TOKYO: Arshad Nadeem had fallen short of the qualifying mark with his first throw of the javelin at the Olympic Stadium on Wednesday.
A throw over 83.50 metres would’ve seen him become the first track and field athlete from Pakistan to qualify for a final at the Olympics but Arshad could only get to 78.50.
Perhaps, he was only warming up. Perhaps, it was the nerves. After all, it was the first Games for Arshad, who is the country’s first track and field athlete to qualify directly to the Olympics.
Arshad regrouped. The 24-year-old looked more assured as he went for his second throw. And with it, he made history.
The run-up was steady, before the stutter as he prepared to launch the javelin. Then came a loud roar, which echoed around the empty venue, as he released it.
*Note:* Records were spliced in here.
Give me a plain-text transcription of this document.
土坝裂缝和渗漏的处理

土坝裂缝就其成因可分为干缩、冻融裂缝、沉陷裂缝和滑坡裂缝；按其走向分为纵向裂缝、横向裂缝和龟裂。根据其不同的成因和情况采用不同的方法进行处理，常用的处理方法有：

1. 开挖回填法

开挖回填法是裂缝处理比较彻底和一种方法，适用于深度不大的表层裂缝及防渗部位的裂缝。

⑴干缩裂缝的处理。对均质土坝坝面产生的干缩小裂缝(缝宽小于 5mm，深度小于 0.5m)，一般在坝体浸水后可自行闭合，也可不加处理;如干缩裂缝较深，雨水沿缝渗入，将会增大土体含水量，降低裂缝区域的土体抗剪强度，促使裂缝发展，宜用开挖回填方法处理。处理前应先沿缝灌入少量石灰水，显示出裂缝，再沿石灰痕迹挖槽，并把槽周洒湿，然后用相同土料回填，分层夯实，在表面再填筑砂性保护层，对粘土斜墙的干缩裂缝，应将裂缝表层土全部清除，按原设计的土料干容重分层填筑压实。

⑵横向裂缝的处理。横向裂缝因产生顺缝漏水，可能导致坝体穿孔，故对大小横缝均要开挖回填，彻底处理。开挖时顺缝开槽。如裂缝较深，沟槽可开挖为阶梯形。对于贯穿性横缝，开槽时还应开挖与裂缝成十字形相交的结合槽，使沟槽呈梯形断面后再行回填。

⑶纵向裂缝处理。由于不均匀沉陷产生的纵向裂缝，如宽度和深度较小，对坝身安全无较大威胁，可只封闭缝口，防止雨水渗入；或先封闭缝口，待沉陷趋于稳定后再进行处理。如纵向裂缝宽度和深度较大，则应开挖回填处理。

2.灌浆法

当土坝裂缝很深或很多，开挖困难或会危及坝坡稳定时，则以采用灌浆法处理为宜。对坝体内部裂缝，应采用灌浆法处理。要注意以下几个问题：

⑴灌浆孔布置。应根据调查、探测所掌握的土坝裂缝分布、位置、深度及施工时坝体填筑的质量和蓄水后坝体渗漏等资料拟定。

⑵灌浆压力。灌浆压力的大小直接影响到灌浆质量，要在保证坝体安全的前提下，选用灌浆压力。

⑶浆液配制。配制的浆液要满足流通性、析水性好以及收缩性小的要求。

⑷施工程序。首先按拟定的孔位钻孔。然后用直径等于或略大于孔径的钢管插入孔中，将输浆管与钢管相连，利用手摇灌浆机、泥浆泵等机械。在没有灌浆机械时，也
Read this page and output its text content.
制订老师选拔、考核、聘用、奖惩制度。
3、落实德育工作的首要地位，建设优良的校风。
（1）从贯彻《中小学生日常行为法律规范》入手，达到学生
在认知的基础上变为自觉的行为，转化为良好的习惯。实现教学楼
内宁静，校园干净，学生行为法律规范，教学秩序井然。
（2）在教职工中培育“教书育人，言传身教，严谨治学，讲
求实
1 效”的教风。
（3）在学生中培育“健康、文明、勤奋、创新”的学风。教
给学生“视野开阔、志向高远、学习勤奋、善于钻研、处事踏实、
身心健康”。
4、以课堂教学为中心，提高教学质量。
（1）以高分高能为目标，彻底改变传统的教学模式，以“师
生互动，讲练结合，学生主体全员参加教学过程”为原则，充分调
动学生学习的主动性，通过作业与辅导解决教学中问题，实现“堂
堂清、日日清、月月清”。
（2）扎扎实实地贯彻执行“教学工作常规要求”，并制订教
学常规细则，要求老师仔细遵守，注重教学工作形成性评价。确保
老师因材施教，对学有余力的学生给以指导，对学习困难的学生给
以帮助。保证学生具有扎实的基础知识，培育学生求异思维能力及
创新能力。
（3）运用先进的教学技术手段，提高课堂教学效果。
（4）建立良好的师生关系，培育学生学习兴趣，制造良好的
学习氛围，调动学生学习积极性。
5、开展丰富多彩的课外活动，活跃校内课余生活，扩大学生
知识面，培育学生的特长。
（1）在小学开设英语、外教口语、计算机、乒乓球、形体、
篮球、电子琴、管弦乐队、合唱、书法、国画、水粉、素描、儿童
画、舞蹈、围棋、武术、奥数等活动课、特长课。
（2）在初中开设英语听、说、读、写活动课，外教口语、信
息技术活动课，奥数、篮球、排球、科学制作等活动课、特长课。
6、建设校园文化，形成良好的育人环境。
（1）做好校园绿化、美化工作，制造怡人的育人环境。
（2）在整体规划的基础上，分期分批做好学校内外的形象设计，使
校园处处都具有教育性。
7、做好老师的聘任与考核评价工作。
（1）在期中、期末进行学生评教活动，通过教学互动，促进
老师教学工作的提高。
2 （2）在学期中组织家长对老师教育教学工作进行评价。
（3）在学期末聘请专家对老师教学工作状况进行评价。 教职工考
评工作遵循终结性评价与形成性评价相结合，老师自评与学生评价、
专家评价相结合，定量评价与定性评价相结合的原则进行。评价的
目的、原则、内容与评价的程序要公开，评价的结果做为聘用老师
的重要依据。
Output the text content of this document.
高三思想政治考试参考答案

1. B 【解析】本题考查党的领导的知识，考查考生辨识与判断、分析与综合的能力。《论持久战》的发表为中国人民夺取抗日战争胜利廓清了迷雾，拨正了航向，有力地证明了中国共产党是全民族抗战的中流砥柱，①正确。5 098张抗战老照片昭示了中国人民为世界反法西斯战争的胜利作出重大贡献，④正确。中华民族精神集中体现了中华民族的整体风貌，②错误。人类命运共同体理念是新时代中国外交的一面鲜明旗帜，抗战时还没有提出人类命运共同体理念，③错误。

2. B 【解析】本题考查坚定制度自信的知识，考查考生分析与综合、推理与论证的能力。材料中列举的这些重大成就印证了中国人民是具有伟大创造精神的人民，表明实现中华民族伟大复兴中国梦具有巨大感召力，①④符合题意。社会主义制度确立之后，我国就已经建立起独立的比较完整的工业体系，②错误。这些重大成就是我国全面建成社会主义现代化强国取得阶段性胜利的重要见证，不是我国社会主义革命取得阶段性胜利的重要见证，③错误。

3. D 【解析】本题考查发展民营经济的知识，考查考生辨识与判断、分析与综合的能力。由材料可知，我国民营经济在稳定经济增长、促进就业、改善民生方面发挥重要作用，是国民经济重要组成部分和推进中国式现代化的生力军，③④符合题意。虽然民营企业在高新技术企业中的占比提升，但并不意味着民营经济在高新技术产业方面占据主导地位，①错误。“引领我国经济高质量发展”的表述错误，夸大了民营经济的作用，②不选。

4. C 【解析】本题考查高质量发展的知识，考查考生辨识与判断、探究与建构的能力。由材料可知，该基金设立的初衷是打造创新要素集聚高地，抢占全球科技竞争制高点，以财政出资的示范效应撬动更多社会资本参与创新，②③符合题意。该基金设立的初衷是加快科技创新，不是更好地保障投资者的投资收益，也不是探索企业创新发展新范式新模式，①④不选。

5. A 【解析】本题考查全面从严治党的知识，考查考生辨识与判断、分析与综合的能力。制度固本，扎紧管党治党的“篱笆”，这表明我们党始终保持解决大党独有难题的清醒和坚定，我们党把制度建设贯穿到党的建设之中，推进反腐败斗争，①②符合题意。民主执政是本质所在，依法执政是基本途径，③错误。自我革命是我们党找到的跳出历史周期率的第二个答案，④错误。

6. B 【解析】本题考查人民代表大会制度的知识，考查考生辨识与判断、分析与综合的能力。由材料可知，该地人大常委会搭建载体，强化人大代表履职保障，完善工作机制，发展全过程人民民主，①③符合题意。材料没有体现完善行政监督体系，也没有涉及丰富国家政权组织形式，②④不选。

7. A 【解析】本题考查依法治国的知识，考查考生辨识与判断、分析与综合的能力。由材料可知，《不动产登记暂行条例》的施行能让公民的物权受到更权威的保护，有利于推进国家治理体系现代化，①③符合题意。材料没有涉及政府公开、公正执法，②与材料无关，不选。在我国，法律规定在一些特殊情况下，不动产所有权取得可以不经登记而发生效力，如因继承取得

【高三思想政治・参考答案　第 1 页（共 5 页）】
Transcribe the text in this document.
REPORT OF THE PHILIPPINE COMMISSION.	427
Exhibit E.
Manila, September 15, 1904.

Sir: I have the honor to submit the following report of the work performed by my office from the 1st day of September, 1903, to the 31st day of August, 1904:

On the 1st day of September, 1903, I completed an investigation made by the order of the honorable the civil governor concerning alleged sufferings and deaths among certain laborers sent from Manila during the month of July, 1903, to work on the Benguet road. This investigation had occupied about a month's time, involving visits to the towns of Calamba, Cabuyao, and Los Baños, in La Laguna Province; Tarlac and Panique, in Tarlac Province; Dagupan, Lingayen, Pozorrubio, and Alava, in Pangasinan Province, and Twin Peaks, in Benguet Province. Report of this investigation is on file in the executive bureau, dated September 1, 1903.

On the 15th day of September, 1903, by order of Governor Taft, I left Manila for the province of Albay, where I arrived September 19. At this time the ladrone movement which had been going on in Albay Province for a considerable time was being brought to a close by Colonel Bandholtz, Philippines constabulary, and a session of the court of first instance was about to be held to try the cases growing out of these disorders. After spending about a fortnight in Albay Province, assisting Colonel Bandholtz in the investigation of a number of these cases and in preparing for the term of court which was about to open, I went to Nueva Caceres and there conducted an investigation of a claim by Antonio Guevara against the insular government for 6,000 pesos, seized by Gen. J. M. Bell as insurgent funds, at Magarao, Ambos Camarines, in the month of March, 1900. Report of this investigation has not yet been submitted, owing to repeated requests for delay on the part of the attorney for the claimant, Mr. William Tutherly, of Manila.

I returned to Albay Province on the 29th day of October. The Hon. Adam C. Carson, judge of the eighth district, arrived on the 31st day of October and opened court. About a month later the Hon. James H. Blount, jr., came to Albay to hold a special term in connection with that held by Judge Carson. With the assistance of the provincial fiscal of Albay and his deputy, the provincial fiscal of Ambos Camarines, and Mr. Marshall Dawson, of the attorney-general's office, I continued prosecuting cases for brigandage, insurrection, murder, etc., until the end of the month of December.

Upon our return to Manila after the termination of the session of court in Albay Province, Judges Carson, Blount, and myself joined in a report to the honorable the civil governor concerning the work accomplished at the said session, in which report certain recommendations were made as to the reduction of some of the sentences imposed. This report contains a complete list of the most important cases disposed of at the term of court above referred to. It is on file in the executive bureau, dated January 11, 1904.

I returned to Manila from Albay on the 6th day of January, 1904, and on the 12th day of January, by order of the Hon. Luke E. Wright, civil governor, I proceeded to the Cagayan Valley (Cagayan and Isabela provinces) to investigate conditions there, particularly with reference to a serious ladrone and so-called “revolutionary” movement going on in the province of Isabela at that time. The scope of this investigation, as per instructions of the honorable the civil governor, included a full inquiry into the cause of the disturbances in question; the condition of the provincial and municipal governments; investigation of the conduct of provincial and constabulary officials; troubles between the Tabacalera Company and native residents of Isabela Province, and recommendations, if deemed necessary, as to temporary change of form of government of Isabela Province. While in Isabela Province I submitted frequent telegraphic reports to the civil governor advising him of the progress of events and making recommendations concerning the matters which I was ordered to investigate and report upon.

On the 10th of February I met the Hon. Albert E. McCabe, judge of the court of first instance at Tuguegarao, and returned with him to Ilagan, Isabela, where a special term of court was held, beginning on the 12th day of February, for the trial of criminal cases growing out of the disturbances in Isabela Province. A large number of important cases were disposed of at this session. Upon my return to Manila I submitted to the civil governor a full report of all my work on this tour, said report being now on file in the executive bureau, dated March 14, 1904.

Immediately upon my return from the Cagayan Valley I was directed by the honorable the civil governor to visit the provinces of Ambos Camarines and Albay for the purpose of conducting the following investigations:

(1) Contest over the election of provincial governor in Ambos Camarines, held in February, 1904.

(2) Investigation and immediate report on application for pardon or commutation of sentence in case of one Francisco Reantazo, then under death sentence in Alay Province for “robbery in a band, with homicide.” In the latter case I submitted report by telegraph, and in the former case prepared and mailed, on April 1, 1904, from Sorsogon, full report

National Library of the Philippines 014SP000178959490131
As it went past 85 metres circle — 85.16 to be precise — his coach, Fayyaz Hussain Bokhari jumped out of his seat to applaud. It saw him win his qualifying Group ‘B’ ahead of Czech Jakub Vadlejch (84.93m) and Germany’s Julius Weber (84.41m).
Arshad raised his arms and let out a roar of joy. He knew he’d made to the Saturday’s final, where he will look to win Pakistan’s first athletics medal at the Games, and a first medal in any sport since 1992.
“I’m thankful to the Almighty, thankful to the nation which prayed for me,” Arshad said afterwards. “I’ve worked really hard for this moment and I’d request for more prayers so that I can raise the country’s flag at the final.”
In the final, Arshad will come up against Commonwealth champion Neeraj Chopra of India, who took gold ahead of him at the Asian Games in 2018.
Chopra went through to the final with his first throw of the morning at 86.65m to top qualifying Group ‘A’.
“I am at my first Olympic Games, and I feel very good. In warm-up my performance wasn’t so good, but then [in the qualifying round] my first throw had a good angle, and was a perfect throw,” Chopra said after his performance.
World leader Johannes Vetter of Germany also advanced, struggling in his first two throws before crossing the automatic qualification mark with a 85.64m final throw.
They will be joined by Finland’s Lassi Eteltalo, whose first attempt of 84.50m, a season’s best, granted him passage to the medal round.
The 2012 Olympic champion and bronze medallist five years ago in Rio, Keshorn Walcott of Trinidad and Tobago failed to advance, as he fell short with a throw of 79.33m.
Taiwan’s Cheng Chao-tsun, one of only 20 javelin throwers in history to crack the 90-metre barrier, also fell short in his bid to reach the final along with Kenyan former world champion Julius Yego.